DÉVELOPPER UN INTERNET EN LOCAL

Lorsqu’elle concerne plusieurs sites, la franchise permet de réaliser des économies dans le traitement de l’information et le marketing. « La gestion d’e-mailing et de SMS nous permet de mieux informer nos clients. Et nous en avons même en Métropole, remarque Ilyaas Locate. Nous gérons cinq magasins Nocibé et nous pensons en ouvrir deux autres rapidement. La franchise permet de ne pas lutter en frontal avec la Métropole. Nous avons aussi créé une franchise locale, Planet’chauss, pour les centres commerciaux, mais nous préférons la réintégrer en « corner-shop » pour développer une offre assez familiale, dans les murs de Sport 2000, par exemple. » Des franchises réunionnaises peuvent se développer avec succès. Cela semble être le cas de « Mister Surgelés » qui intègre une offre de surgelés fabriqués à La Réunion à son offre globale d’importation. « Mister Surgelés œuvre à promouvoir le savoir-faire réunionnais et a créé une deuxième enseigne », révèle Sébastien Piccino. 
« Un dernier levier, pour La Réunion, serait de créer un Internet en local, avance Philippe Holstein.

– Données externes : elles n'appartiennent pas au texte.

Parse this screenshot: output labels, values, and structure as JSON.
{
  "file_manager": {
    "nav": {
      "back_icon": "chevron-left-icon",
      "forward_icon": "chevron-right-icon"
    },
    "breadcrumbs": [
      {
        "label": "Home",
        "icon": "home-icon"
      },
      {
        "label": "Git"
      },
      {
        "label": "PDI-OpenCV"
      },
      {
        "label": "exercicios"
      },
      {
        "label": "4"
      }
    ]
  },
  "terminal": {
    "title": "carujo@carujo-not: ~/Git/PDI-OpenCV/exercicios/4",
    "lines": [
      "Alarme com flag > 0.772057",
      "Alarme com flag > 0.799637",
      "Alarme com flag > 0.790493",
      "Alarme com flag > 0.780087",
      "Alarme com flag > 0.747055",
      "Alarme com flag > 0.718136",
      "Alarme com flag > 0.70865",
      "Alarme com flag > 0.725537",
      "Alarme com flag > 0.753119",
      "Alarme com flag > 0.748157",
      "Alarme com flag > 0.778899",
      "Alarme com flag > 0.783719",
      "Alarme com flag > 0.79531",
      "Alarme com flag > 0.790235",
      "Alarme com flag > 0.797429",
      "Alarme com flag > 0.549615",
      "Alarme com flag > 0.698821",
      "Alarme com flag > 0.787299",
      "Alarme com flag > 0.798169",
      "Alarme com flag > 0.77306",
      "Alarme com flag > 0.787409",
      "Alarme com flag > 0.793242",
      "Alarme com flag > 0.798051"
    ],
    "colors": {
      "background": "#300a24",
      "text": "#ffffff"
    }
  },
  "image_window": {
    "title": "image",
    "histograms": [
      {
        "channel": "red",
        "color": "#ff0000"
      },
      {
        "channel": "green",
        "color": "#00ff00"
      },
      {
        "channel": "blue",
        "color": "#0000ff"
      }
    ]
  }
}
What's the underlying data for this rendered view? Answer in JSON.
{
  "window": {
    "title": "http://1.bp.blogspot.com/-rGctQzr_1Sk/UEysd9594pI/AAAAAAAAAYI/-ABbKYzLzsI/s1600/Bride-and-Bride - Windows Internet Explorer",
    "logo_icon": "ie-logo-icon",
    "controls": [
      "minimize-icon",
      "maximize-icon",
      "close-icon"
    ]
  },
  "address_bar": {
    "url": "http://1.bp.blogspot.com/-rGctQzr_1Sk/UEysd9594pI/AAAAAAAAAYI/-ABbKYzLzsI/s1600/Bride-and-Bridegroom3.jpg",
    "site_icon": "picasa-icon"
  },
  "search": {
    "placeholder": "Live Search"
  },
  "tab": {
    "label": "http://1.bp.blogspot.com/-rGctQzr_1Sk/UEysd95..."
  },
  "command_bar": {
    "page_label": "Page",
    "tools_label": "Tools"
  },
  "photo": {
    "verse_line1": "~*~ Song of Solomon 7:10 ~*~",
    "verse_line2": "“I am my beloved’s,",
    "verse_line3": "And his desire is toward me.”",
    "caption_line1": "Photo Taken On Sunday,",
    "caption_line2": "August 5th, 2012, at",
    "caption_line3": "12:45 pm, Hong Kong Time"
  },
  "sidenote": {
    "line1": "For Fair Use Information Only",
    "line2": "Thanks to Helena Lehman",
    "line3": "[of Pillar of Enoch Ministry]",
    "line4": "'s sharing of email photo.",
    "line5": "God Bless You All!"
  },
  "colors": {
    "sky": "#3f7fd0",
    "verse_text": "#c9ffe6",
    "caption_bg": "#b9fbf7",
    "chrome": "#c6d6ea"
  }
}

Un exemple nous est donné par « La Ruche qui dit oui », une déclinaison d’un concept de Métropole fonctionnant en local. » 

« Des internautes locaux passent des commandes sur Internet auprès de producteurs réunionnais qui livrent leurs commandes en un seul endroit, où les acheteurs les rencontrent à un moment précis », explique Shanti Meralli-Ballou. Un modèle concurrentiel face à des plateformes telles qu’Amazon qui ne gagne rien sur la vente de produits mais réalise ses bénéfices sur le prix de l’acheminement.